Its officers are: Chief Ghoul, J.M. Turner; Vice Ghoul, H.H. Levy; Recording Angel, Dr. I.E. Nasher; Body Snatcher, James B. Radcliffe; Coffin Nailer, Schnitz Edwards; Imp of Darkness, Charles Strohmenger, Jr.; Dirge Chanter, Signor Carlos Serrano; Bone Polisher, Fred Bohlman; Electrocutionist, Fred Bennett, and Sexton, Charles Angus.
It has a Cross Bones band, composed entirely of orchestra leaders, including William Johnson of the New York Park theatre, W. Lloyd Bowron of the Fourteeneth Street, Charles Mollenhauer of the Bijou and E.C. Gohl of the Windsor Theater, and it has a Monument Quartette made up of forcibly-retired comic opera singers. Among the other full-fledge vampires are T. Edward Reed, Thomas Jackson, Philip Smalley, the Tipaldi brothers, Thomas McQueen and Manager Price of the Lee Avenue Academy. Among the guests who are clamoring for a perch in Roost No. 1 are President Hotchkiss of the Thirteen Club, John Waller, Frank Dupree, E.A. Pratt, “Dick” Gorman, Harry Fisher, H.F. Seymour, Treasurer Rice of the Standard Theater, James Dixon, Cecil Kingston, Albert Henschel and Albert Hart.
After the viands had been dissected the loving cup was passed around, and while one vampire drank his four score fellow flapped their “wings” and sang their “Shriek,” which begins:
By gravestone cold and white
We spread our wings at night:
Over the mounds we love to dance
And wake a corpse right out of his trance.
His trance, trance, trace.
Anybody was welcome to get up for a speech, but as the trump horn drowned every word he said the feasters go along very comfortably.
It is proposed to hold these death watches once a month from now on until the supply of New York hotels is exhausted.

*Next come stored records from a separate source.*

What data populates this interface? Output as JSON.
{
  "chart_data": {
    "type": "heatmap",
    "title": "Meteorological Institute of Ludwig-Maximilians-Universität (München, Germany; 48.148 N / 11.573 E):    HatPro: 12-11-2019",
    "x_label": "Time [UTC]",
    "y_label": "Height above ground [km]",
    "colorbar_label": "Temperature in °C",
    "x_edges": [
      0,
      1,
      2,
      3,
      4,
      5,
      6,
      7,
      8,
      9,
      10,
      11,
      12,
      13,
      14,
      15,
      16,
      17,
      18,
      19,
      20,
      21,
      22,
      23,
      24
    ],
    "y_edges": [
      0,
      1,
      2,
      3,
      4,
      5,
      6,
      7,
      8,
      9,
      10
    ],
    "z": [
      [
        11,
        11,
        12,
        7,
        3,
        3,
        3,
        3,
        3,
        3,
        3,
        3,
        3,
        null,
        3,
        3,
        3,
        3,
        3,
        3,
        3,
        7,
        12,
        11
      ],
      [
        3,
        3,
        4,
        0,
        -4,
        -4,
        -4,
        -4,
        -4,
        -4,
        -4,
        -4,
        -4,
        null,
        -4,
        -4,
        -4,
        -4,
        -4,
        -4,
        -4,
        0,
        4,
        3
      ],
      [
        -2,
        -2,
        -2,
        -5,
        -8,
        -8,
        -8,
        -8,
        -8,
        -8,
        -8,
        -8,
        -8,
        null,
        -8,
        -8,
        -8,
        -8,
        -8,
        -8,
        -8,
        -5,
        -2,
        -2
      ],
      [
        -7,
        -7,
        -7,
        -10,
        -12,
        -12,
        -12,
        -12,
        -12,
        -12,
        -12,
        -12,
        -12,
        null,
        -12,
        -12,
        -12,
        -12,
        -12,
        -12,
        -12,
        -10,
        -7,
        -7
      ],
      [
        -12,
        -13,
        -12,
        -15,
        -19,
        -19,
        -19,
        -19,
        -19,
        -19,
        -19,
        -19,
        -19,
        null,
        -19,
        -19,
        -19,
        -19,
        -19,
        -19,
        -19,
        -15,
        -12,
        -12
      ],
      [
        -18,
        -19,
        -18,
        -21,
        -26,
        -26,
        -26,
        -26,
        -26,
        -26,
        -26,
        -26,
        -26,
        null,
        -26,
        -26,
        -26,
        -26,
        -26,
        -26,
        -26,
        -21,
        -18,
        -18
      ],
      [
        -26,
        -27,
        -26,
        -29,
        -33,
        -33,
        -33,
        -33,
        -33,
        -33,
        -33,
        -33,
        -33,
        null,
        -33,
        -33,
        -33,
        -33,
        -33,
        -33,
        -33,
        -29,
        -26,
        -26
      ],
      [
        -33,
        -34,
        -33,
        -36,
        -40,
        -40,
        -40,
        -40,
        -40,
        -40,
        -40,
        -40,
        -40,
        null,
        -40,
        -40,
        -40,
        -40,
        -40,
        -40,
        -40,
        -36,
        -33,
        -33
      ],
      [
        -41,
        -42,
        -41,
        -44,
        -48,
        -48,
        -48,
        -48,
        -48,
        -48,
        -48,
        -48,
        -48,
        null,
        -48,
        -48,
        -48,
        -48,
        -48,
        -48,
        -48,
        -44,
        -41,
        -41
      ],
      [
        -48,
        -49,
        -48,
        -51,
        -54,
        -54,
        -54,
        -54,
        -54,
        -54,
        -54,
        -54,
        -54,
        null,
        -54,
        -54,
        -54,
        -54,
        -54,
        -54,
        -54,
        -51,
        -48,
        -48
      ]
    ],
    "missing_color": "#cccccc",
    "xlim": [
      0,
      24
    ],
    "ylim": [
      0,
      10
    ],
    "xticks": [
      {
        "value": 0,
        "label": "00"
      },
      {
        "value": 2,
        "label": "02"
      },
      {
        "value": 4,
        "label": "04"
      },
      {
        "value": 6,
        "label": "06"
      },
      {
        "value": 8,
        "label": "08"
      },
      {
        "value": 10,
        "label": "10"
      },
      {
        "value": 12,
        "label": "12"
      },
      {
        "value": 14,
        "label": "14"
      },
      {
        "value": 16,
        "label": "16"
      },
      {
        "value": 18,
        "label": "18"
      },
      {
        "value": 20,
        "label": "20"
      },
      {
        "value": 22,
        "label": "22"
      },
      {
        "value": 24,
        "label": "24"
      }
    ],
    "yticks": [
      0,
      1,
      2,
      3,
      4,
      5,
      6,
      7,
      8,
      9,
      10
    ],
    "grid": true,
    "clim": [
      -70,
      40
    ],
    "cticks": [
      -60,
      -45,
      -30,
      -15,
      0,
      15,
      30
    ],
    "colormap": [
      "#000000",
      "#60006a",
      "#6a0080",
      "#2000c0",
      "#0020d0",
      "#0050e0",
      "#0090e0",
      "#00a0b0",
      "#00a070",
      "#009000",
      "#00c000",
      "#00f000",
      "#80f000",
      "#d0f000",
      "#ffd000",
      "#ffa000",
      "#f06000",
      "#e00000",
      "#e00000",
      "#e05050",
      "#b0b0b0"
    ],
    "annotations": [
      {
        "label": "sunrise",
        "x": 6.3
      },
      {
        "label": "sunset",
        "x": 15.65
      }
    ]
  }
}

A New York Times article the day after the 1892 party reported on the party decorations of coffins, skeletons and vampires on wires and described the scene as “one hundred Vampires around the tables, including many actors, doctors, and professional men.” The fate of these Vampires is unclear as there is not much extant information on the organization. Unlike their muse, the group likely did not exist for very long.